宋澄勾唇一笑:“是,跟您比起來,我確實有些浮躁了,”在孫桂昌得意之際,她話鋒一轉,“誰讓我不確定,你接下來有沒有多於的時間處理這件事,反正現在你也到了,請宣布切磋大會的結果,以及履行賭約。”

孫桂昌嘴角的笑容有些僵硬,宋澄的話讓他有片刻的不安,不過轉念一想,這裏是M市,是他孫家的天下,就是市長見了他,也得給他幾分薄面,宋澄再厲害,也不能將手伸這麽長。

想通這一點,他沒了顧慮,在已來到他身旁的孫策攙扶下,緩緩起身:“我宣布,知這次切磋大會嶺南僥幸獲勝,嶺北的眾弟子也不要灰心,我們已經連續贏了幾年,讓給他們嶺南一次也無妨。”

柳梓蔓聽見這話,擰緊了眉,怎麽有這麽不要臉的人?

察覺到她的怒意,宋澄微側身,拉近了她與柳梓蔓的距離:“你也覺得很氣人?我也這麽覺得,要不,你代替嶺南懟他?”

柳梓蔓遲疑了下,收緊了些放在身側的手,輕嗯了聲,邁步往前走了幾步:“孫老這話說得可真有意思,嶺北贏了就是靠實力,我們嶺南贏了,就是你們慷慨,讓給我們的。既然您這麽慷慨,那不如再慷慨些,把您現在肩任的古武之首一位,也一並讓出來。”

孫桂昌怒瞪著她:“你,你有什麽資格跟我說話?”

“我給她的資格,不可以嗎?”宋澄邁步來到柳梓蔓身旁,“我覺得我家梓蔓說得很有道理,你都這麽慷慨了,想必也不會那麽在乎那些虛名。”
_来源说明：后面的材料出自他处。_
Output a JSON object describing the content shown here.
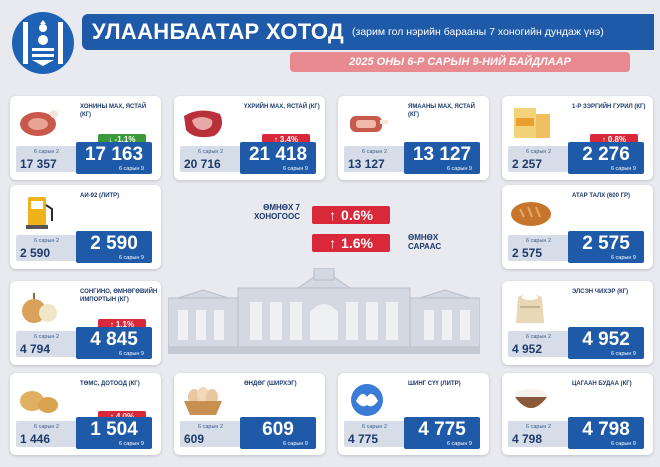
{
  "header": {
    "title": "УЛААНБААТАР ХОТОД",
    "subtitle": "(зарим гол нэрийн барааны 7 хоногийн дундаж үнэ)",
    "date": "2025 ОНЫ 6-Р САРЫН 9-НИЙ БАЙДЛААР"
  },
  "summary": {
    "week_label": "ӨМНӨХ 7 ХОНОГООС",
    "week_change": "0.6%",
    "month_label": "ӨМНӨХ САРААС",
    "month_change": "1.6%"
  },
  "prev_label": "6 сарын 2",
  "cur_label": "6 сарын 9",
  "products": [
    {
      "name": "ХОНИНЫ МАХ, ЯСТАЙ (КГ)",
      "icon": "mutton-icon",
      "prev": "17 357",
      "cur": "17 163",
      "change": "-1.1%",
      "dir": "down"
    },
    {
      "name": "ҮХРИЙН МАХ, ЯСТАЙ (КГ)",
      "icon": "beef-icon",
      "prev": "20 716",
      "cur": "21 418",
      "change": "3.4%",
      "dir": "up"
    },
    {
      "name": "ЯМААНЫ МАХ, ЯСТАЙ (КГ)",
      "icon": "goat-meat-icon",
      "prev": "13 127",
      "cur": "13 127",
      "change": "",
      "dir": "none"
    },
    {
      "name": "1-Р ЗЭРГИЙН ГУРИЛ (КГ)",
      "icon": "flour-bag-icon",
      "prev": "2 257",
      "cur": "2 276",
      "change": "0.8%",
      "dir": "up"
    },
    {
      "name": "АИ-92 (ЛИТР)",
      "icon": "fuel-pump-icon",
      "prev": "2 590",
      "cur": "2 590",
      "change": "",
      "dir": "none"
    },
    {
      "name": "АТАР ТАЛХ (600 ГР)",
      "icon": "bread-icon",
      "prev": "2 575",
      "cur": "2 575",
      "change": "",
      "dir": "none"
    },
    {
      "name": "СОНГИНО, ӨМНӨГӨВИЙН ИМПОРТЫН (КГ)",
      "icon": "onion-icon",
      "prev": "4 794",
      "cur": "4 845",
      "change": "1.1%",
      "dir": "up"
    },
    {
      "name": "ЭЛСЭН ЧИХЭР (КГ)",
      "icon": "sugar-sack-icon",
      "prev": "4 952",
      "cur": "4 952",
      "change": "",
      "dir": "none"
    },
    {
      "name": "ТӨМС, ДОТООД (КГ)",
      "icon": "potato-icon",
      "prev": "1 446",
      "cur": "1 504",
      "change": "4.0%",
      "dir": "up"
    },
    {
      "name": "ӨНДӨГ (ШИРХЭГ)",
      "icon": "egg-basket-icon",
      "prev": "609",
      "cur": "609",
      "change": "",
      "dir": "none"
    },
    {
      "name": "ШИНГ СҮҮ (ЛИТР)",
      "icon": "milk-splash-icon",
      "prev": "4 775",
      "cur": "4 775",
      "change": "",
      "dir": "none"
    },
    {
      "name": "ЦАГААН БУДАА (КГ)",
      "icon": "rice-bowl-icon",
      "prev": "4 798",
      "cur": "4 798",
      "change": "",
      "dir": "none"
    }
  ],
  "colors": {
    "primary": "#1f5aa8",
    "increase": "#d8283a",
    "decrease": "#3a9a3a",
    "accent": "#e88a8f"
  }
}
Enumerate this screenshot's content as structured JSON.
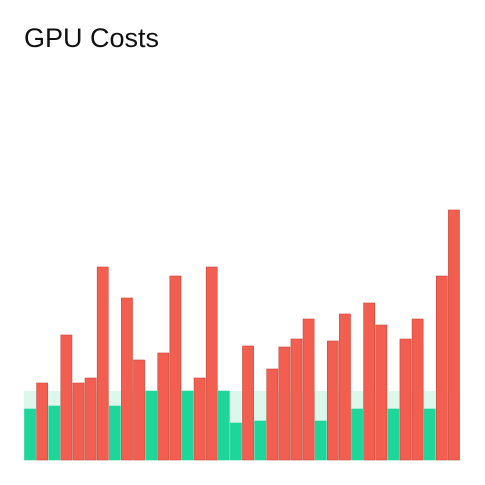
{
  "chart_data": {
    "type": "bar",
    "title": "GPU Costs",
    "values": [
      51,
      77,
      54,
      125,
      77,
      82,
      193,
      54,
      162,
      100,
      69,
      107,
      184,
      69,
      82,
      193,
      69,
      37,
      114,
      39,
      91,
      113,
      121,
      141,
      39,
      119,
      146,
      51,
      157,
      135,
      51,
      121,
      141,
      51,
      184,
      250
    ],
    "ylim": [
      0,
      250
    ],
    "threshold": 69,
    "color": "#f25f50",
    "below_color": "#1ed69a",
    "band_color": "#dcf7eb"
  }
}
沒給孫桂昌說話的機會,她繼續道:“主要是,你還真有點配不上這個虛名,一個輸不起的人,有什麽資格稱自己是古武之首?你們老祖宗的臉,都被你丟盡了。”

“你……”孫桂昌粗喘著氣,臉也愈發蒼白,看向宋澄的眼裏盡是憤恨。

孫策小心扶著他坐回到了輪椅上,站直身體就要質問宋澄。

“別跟我講什麽大道理,我這人只認死理,輸就是輸,贏就是贏,”宋澄沒了耐性,“趕緊的,履行你的賭約。”

“宋澄,你不要太過分。”孫策怒吼道。

宋澄輕呵了聲:“我過分?”她微瞇著雙眸,“柳梓彤,你帶人去衛生間附近,將那個被我打暈的人給我帶過來,讓大家都看看,孫家到底有多偽善。”